Ce soir, un immigré suisse-alémanique de 57 ans vous tire sa révérence. Cet immigré avait le privilège, par rapport à la plupart des autres immigrés à Meyrin, de jouir du droit d’éligibilité. Un jeune gamin, bien de Meyrin lui, va lui succéder. Ce gamin n’est pas inconnu de vos services. C’est un activiste, un militant. Je le connais depuis 15 ans et l’admire un peu comme un père admire son fils. Il a créé Impact Prod, il est actif au sein du comité de l’Undertown, il a participé à différentes actions originales dans notre commune, dont l’organisation d’un festival reggae à la piscine de Bois Carré. Il a un point commun avec une autre conseillère municipale verte, c’est celui de figurer dans le célèbre livre de Klopmann et Faure : Meyrin-citoyens du monde, qui, depuis treize ans déjà, est un peu la carte visite de notre commune et que j’ai eu l’honneur, conseiller municipal fraîchement élu, d’offrir dans une Bosnie-Herzégovine déchirée avec un message simple : Habitants d’origines, de cultures, de religions et d’horizons divers, nous pouvons grandir et vivre ensemble en paix.

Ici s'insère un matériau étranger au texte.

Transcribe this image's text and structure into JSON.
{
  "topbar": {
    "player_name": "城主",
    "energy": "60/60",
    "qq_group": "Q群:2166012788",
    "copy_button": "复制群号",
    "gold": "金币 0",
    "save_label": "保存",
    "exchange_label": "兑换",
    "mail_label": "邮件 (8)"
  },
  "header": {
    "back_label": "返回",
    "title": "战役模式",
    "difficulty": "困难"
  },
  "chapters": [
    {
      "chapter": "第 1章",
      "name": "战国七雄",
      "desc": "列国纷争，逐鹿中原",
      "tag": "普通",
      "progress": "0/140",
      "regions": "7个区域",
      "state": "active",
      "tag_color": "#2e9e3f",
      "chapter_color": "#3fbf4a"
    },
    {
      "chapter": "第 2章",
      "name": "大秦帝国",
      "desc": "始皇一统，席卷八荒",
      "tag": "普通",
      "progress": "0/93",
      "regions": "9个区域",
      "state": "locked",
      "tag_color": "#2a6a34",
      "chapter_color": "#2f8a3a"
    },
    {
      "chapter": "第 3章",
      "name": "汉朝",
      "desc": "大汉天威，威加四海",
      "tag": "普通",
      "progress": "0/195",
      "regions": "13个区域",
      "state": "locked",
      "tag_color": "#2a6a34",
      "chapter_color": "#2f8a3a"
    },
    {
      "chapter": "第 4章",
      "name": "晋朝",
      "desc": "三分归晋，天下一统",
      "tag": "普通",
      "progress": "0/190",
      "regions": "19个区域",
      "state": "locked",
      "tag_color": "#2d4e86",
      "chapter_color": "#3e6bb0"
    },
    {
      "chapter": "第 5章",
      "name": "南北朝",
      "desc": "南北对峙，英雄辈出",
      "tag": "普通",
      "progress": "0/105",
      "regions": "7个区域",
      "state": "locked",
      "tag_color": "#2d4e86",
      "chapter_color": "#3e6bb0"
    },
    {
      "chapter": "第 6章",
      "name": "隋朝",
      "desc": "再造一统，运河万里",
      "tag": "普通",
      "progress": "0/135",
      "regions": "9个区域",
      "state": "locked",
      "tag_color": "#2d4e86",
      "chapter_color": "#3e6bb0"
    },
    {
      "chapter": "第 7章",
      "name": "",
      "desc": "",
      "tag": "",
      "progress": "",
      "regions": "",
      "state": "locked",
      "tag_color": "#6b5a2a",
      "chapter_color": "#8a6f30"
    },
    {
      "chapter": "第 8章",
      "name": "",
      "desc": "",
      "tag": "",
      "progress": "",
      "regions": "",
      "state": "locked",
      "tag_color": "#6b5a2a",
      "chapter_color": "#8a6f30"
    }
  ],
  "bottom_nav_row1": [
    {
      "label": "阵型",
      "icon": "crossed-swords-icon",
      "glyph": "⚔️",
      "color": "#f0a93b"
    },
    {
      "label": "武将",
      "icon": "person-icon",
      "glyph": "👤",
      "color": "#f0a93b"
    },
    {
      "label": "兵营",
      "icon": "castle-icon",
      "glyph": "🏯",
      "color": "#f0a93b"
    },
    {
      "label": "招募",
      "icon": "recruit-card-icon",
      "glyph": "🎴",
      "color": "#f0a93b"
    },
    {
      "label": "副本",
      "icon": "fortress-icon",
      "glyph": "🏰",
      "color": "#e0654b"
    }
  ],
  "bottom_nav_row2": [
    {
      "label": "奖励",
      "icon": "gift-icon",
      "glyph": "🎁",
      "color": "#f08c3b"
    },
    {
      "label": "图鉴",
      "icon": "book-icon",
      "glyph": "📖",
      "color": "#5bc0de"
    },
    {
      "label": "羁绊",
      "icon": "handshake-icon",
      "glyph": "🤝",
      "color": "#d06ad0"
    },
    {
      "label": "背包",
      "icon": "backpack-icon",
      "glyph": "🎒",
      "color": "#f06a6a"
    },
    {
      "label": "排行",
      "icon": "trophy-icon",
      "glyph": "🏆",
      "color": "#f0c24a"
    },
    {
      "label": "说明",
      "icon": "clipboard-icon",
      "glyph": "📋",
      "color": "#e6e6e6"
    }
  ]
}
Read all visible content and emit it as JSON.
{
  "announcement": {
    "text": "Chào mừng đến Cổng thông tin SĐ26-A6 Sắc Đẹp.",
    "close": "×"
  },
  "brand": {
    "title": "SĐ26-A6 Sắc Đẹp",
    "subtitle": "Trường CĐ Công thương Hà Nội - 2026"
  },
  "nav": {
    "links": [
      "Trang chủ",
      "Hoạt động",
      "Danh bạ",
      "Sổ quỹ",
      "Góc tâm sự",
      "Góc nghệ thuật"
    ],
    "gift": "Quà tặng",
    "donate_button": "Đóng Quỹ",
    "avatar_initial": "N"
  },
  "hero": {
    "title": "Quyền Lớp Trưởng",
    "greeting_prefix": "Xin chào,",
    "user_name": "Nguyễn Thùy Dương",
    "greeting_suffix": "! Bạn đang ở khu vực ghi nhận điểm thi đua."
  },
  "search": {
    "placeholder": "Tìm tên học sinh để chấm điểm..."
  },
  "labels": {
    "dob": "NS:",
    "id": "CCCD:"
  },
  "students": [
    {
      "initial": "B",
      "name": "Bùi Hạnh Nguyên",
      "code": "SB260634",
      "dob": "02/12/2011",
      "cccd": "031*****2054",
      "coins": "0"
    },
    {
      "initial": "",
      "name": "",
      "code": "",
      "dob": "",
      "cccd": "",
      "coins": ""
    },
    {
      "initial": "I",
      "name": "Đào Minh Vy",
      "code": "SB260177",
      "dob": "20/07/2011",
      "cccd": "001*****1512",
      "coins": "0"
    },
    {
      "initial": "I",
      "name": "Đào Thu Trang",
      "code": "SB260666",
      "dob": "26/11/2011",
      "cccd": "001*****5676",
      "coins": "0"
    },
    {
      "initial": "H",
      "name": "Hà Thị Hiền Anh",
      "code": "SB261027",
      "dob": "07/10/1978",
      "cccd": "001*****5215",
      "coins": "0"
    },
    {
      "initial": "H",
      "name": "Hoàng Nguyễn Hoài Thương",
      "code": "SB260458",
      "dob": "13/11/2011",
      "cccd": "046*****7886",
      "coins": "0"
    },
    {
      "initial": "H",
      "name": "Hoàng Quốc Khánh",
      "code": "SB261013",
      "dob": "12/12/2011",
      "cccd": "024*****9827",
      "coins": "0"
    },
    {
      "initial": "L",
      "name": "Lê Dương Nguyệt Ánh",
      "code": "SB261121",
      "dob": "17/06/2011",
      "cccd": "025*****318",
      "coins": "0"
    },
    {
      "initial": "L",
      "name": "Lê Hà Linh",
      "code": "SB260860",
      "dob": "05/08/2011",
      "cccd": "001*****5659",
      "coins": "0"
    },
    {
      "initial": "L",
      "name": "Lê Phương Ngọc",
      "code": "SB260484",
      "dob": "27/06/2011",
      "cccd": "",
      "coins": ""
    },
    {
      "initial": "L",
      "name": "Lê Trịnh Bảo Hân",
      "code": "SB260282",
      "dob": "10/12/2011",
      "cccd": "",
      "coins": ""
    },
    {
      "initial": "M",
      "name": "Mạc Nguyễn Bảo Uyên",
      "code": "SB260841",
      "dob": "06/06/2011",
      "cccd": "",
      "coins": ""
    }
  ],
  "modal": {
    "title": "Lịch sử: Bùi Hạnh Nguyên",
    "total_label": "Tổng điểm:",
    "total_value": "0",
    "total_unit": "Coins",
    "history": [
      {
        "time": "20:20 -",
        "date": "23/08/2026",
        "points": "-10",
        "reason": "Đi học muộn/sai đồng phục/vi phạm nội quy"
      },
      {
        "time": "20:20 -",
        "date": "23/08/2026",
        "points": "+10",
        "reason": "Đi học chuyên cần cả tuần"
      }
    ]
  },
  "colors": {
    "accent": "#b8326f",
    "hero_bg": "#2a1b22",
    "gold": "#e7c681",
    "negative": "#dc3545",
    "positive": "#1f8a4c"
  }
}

Je serai heureux et fier d’assister le 9 septembre prochain à l’assermentation de mon successeur : Surane Ragavan.
Enfin, je ne vous cacherai pas que, quittant une activité prenante, il me fallait en trouver une autre. J’ai proposé à mon parti d’être candidat à la constituante. Si jamais je suis élu, j’aurai à nouveau de bonnes raisons de vous côtoyer, d’analyser avec vous comment défendre les valeurs fondamentales qui nous unissent et nous permettent d’interagir ensemble, comment organiser à l’avenir l’exercice et le partage du pouvoir sur notre territoire, comment renforcer la démocratie, comment tenir compte des intérêts de chacun et prendre des décisions dans l’intérêt général, comment raviver un fonctionnement démocratique, comment ancrer dans une nouvelle constitution des devoirs qui résultent de nos obligations et de notre responsabilité à l’égard des générations futures. L’élaboration de la future constitution ne se fera pas dans l’affrontement stérile de positions figées et arrêtés. Elle ne sera pas non plus l’affaire exclusive des 80 élus du 19 octobre. L’élaboration d’une nouvelle constitution est une entreprise collective qui concerne et devra impliquer l’ensemble des habitants. C’est une aventure exigeante et exaltante que je souhaiterais pouvoir partager notamment avec toutes celles et tous ceux avec qui j’ai eu, au cours de ces années écoulées, tant de plaisir à dialoguer et à débattre.
Merci de m’avoir écouté, c’était sans doute un peu long. En treize ans, j’ai beaucoup appris, disais-je, mais il y a des choses que je n’apprendrai sans doute jamais.